Typically, MTHS provides 5,000-10,000 pounds of non-perishables to Concern for Neighbors.  The goal for this year, according to ASB adviser Jeannie Brzovic, is to have 5,000-7,500 pounds of non-perishables donated this year in addition to cash donations from parents and students.

The ASB has been trying to bring attention to the food drive online and through social media with the MTHS Instagram account, posting updates and seeing students repost them on their stories. They’ve also been setting up and making posters to hang up throughout the halls of the school.

Typically, there are competitions between clubs and classes to help encourage students to donate, the winner getting a prize. This year has been no different, with multiple competitions being implemented that offer rewards of different scales to incentivize student donations. One of these competitions was between freshman and sophomore advisory classes, whichever class collecting the most donations on Tuesday, Nov. 16 getting a food prize.

Donation bins this year are to be set up in front of the local QFC for the community to help do their part. Online donations have also been set up to collect money in a way that’s more convenient for some. There will also be a ‘one-day blitz’ to collect as much food and donations as the school can in a single day, but the date is still to be determined.

To get more families and parents involved, there was a drive-through food drive on Saturday, Nov. 13 where anyone in the community could drive by the MTHS parking lot and drop off food and any possible donations to help support the cause.

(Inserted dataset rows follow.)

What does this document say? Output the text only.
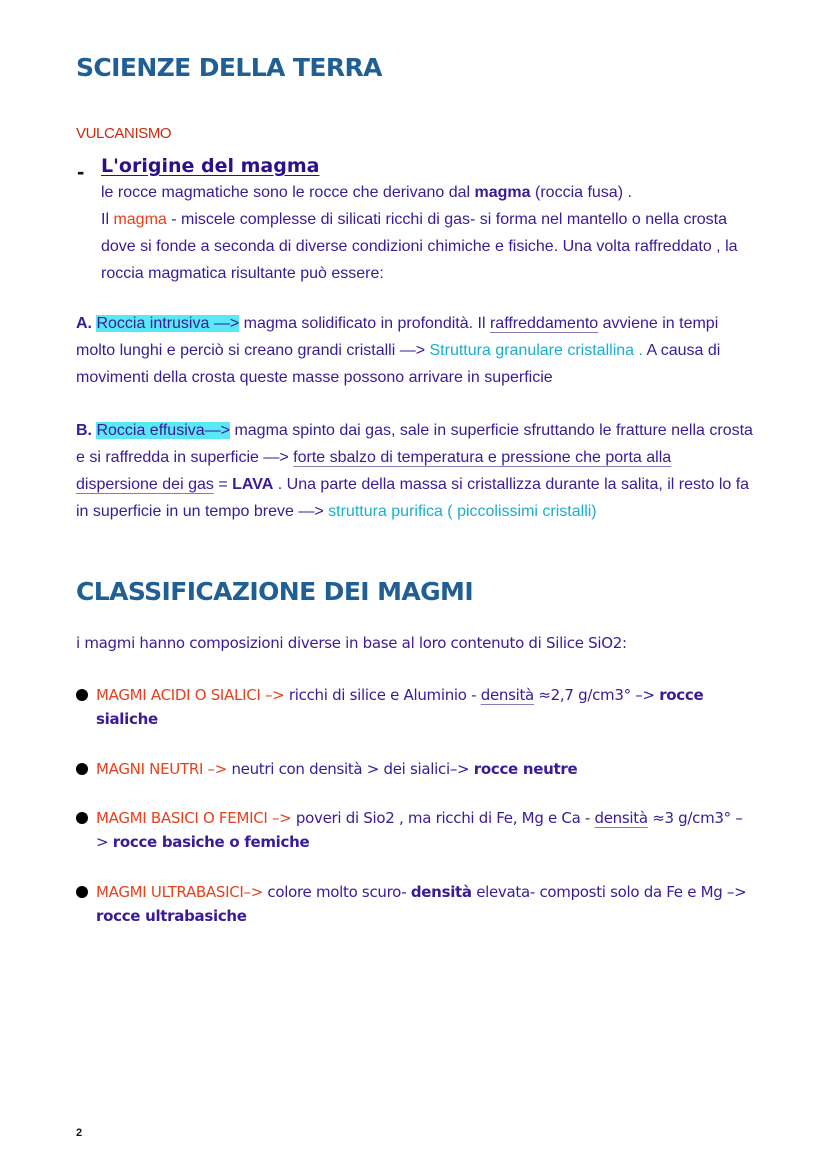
SCIENZE DELLA TERRA
VULCANISMO
- L'origine del magma
le rocce magmatiche sono le rocce che derivano dal magma (roccia fusa) .
Il magma - miscele complesse di silicati ricchi di gas- si forma nel mantello o nella crosta dove si fonde a seconda di diverse condizioni chimiche e fisiche. Una volta raffreddato , la roccia magmatica risultante può essere:
A. Roccia intrusiva —> magma solidificato in profondità. Il raffreddamento avviene in tempi molto lunghi e perciò si creano grandi cristalli —> Struttura granulare cristallina . A causa di movimenti della crosta queste masse possono arrivare in superficie
B. Roccia effusiva—> magma spinto dai gas, sale in superficie sfruttando le fratture nella crosta e si raffredda in superficie —> forte sbalzo di temperatura e pressione che porta alla dispersione dei gas = LAVA . Una parte della massa si cristallizza durante la salita, il resto lo fa in superficie in un tempo breve —> struttura purifica ( piccolissimi cristalli)
CLASSIFICAZIONE DEI MAGMI
i magmi hanno composizioni diverse in base al loro contenuto di Silice SiO2:
MAGMI ACIDI O SIALICI –> ricchi di silice e Aluminio - densità ≈2,7 g/cm3° –> rocce sialiche
MAGNI NEUTRI –> neutri con densità > dei sialici–> rocce neutre
MAGMI BASICI O FEMICI –> poveri di Sio2 , ma ricchi di Fe, Mg e Ca - densità ≈3 g/cm3° –> rocce basiche o femiche
MAGMI ULTRABASICI–> colore molto scuro- densità elevata- composti solo da Fe e Mg –> rocce ultrabasiche
2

Additionally, each year MTHS competes with Lynnwood H.S. in an effort to collect more food and money for our communities. Last year’s competition was a bit complicated, as Terrace won by the deadline, but Lynnwood extended their deadline and ended up beating Terrace in the end. ASB hopes that this year, we can pull through to beat them after our loss at the homecoming game.

Not only does this annual event serve as a competition between rival schools, but also a competition between graduating classes as well as individual advisory classes. By the end of the food drive, the class with the most donated cans and money will be awarded $300 to put toward their senior prom. As students bring more cans to their advisory classes, the individual class that collects the most cans will also be receiving a donut and hot cocoa party provided by the school.

With a couple weeks still remaining to donate, it’s critical that students and other members in the community do all that they can to contribute to the food drive, whether that be by bringing in cans, donating money or encouraging others to do the same.